A resposta é fácil: é o 25 de Abril. Por isso, não faz sentido uma comemoração contra as regras da biologia e da sobrevivência (convém ressaltar as centenas de mortes em Portugal pelo novo coronavírus, que os referenciais italiano e espanhol fazem diluir em preponderância). Alguém sabe responder quantos daqueles que vão à comemoração no parlamento estão infetados? E quantos não estão?
Sim, é importante assinalar a democracia.
Sim, é importante celebrar o 25 de Abril.
Sim, a Assembleia da República é um dos símbolos da democracia.

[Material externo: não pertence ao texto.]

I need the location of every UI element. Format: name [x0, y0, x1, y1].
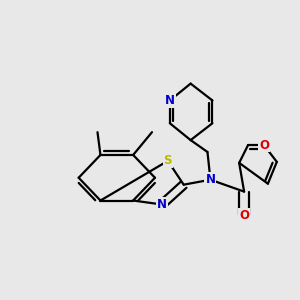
Text: N: N — [206, 173, 215, 186]
Text: O: O — [259, 139, 269, 152]
Text: S: S — [164, 154, 172, 167]
Text: N: N — [165, 94, 175, 107]
Text: O: O — [239, 209, 249, 222]
Text: N: N — [157, 198, 167, 211]
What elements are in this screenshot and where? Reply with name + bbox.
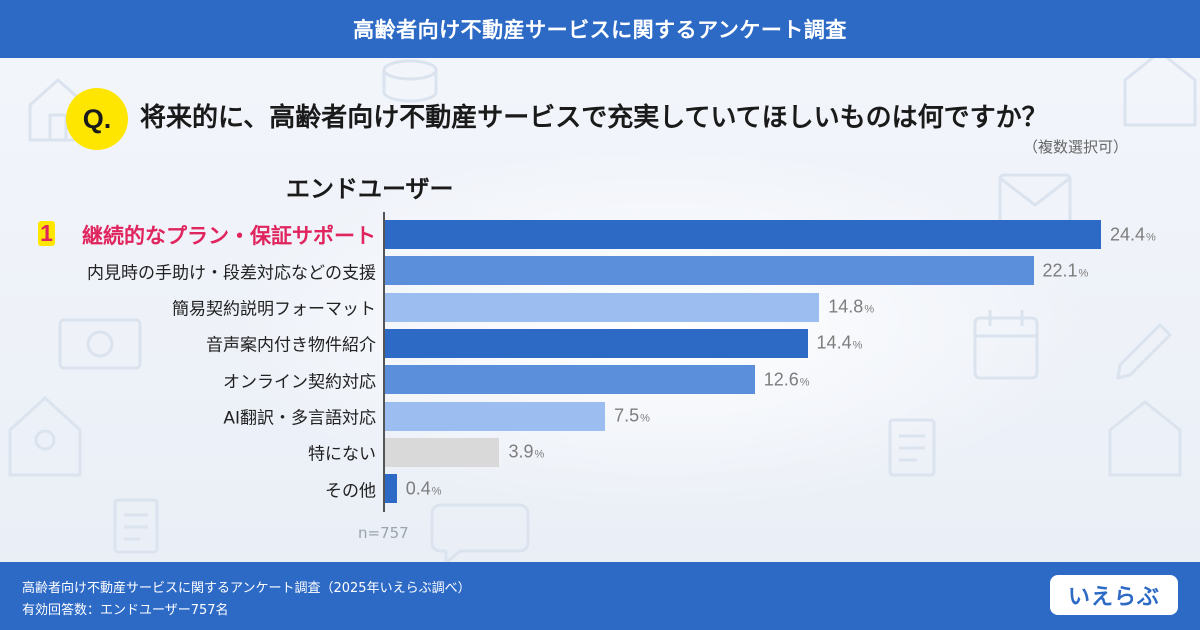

Mas Assembleia da República não é “a” casa da democracia. É um compartimento da democracia. É apenas uma das casas. A democracia também tem uma parte não institucional, porque o debate e as escolhas livres também se fazem fora das instituições, em manifs, petições públicas e media. E também aí se fazem contratos e consensos, dada a porosidade entre as instituições e o seu entorno.
O facto de haver esta polémica em redor das comemorações do 25 de Abril já é per se definidor da importância do 25 de Abril. Mas também o é da importância do combate à covid-19.
Finalmente, vamos a comemorações, porque vão ser tomadas todas as medidas sanitárias, vão ser tomados os devidos distanciamentos e, sobretudo, sabemos que nenhum dos celebrantes se encontra infetado.